False positive match for certain unicode characters

firasdib / Regex101

This repository is currently only used for issue tracking for www.regex101.com

3.25k stars 199 forks source link

False positive match for certain unicode characters #2283

Closed kkmuffme closed 2 weeks ago

kkmuffme commented 4 months ago

Bug Description

Reproduction steps

PHP >= 7.3

put regex:

a[–]b

for text:

a–b

Expected Outcome

No match. Only when selecting the "u" flag it should match.

See https://github.com/php/php-src/issues/14306

Browser

Chrome 124

OS

Win 11

damianwadley commented 4 months ago

Not a bug, see my reply in the php/php-src issue.

kkmuffme commented 4 months ago

I think you misunderstood the issue - it's NOT a bug in PHP (which is why I closed the issue in php-src before your reply already, as I realized that was the case).

But it's a bug in regex101 - bc regex101 shows a match even WITHOUT u flag (while PHP does not). This behavior difference is the bug.

damianwadley commented 4 months ago

Ah, I see what you mean... I'm guessing perhaps the WASM version implicitly supports non-ASCII strings? But I'm not sure what flavor library is involved here, or if it's a custom build specifically for the site.

Sorry @working-name, does seem there is a problem here after all 😓

firasdib commented 4 months ago

Can this be because of the fact that the website uses UTF-16 while php uses UTF-8?

kkmuffme commented 4 months ago

Possibly. I guess the solution is similar to what happens already now when you use a[💩]b => when the "u" flag is not set I see 2 ? boxes - when I select "u" it shows the emoji correctly.

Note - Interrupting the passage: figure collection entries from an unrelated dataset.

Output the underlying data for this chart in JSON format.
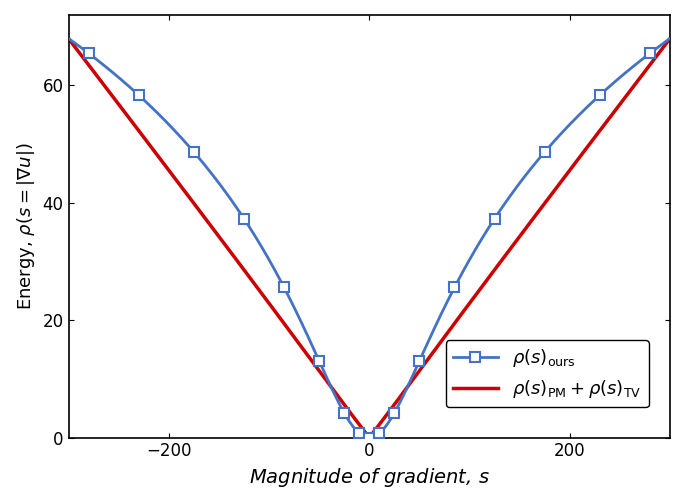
{
  "xlim": [
    -300,
    300
  ],
  "ylim": [
    0,
    72
  ],
  "xticks": [
    -200,
    0,
    200
  ],
  "yticks": [
    0,
    20,
    40,
    60
  ],
  "xlabel": "Magnitude of gradient, $s$",
  "ylabel": "Energy, $\\rho(s = |\\nabla u|)$",
  "blue_color": "#4472C4",
  "red_color": "#CC0000",
  "background_color": "#FFFFFF",
  "k_param": 50.0,
  "alpha_tv": 0.22,
  "alpha_pm": 68.0,
  "marker_positions": [
    -280,
    -230,
    -175,
    -125,
    -85,
    -50,
    -25,
    -10,
    0,
    10,
    25,
    50,
    85,
    125,
    175,
    230,
    280
  ],
  "legend_loc": "lower center",
  "title": ""
}
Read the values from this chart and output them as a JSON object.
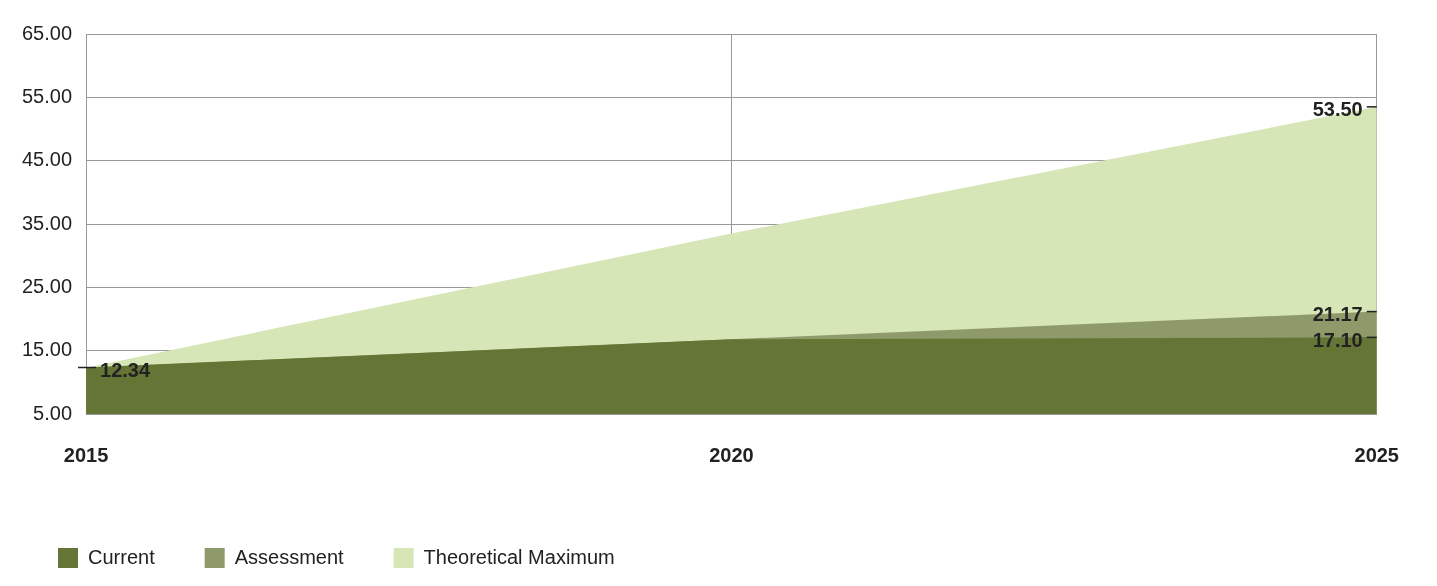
{
  "chart_data": {
    "type": "area",
    "categories": [
      "2015",
      "2020",
      "2025"
    ],
    "series": [
      {
        "name": "Current",
        "color": "#657535",
        "values": [
          12.34,
          16.8,
          17.1
        ],
        "value_labels": [
          "12.34",
          null,
          "17.10"
        ]
      },
      {
        "name": "Assessment",
        "color": "#8e9a6a",
        "values": [
          12.3,
          16.8,
          21.17
        ],
        "value_labels": [
          null,
          null,
          "21.17"
        ]
      },
      {
        "name": "Theoretical Maximum",
        "color": "#d6e6b6",
        "values": [
          12.3,
          33.5,
          53.5
        ],
        "value_labels": [
          null,
          null,
          "53.50"
        ]
      }
    ],
    "ylim": [
      5,
      65
    ],
    "yticks": [
      {
        "value": 5,
        "label": "5.00"
      },
      {
        "value": 15,
        "label": "15.00"
      },
      {
        "value": 25,
        "label": "25.00"
      },
      {
        "value": 35,
        "label": "35.00"
      },
      {
        "value": 45,
        "label": "45.00"
      },
      {
        "value": 55,
        "label": "55.00"
      },
      {
        "value": 65,
        "label": "65.00"
      }
    ],
    "grid": true,
    "legend": "bottom left"
  }
}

This is a 4 byte emoji, while – is 3 bytes.

Please reopen the issue.

kkmuffme commented 4 months ago

Just tested and this bug exists for ALL multi-byte characters even basic UTF-8. e.g. /a[ä]b/ for text aäb => in regex101 shows a match, in PHP it's not a match.

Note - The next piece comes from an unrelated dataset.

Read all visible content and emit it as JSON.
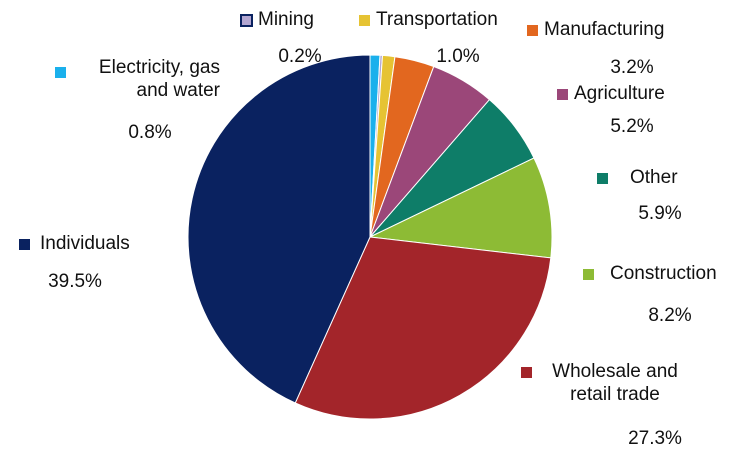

REASON WHY: PHP preg is single byte only, unless "u" flag is provided. utf-8 = 2 byte, utf-16 = 3 byte, utf-32 = 4 byte

Since 💩 is 4 byte it works correctly as it's not valid in utf-16 - but – is 3 byte and ä is 2 byte, therefore it's a valid in utf-16 which leads to this false positives

Pattern and subject strings are treated as UTF-8

https://www.php.net/manual/en/reference.pcre.pattern.modifiers.php

Solution: convert pattern and text into ISO-8859-1 without "u" flag and to "utf-8" with "u" flag?

firasdib commented 2 weeks ago

Text conversion is going to be very costly, performance wise. I think we'll have to live with this limitation.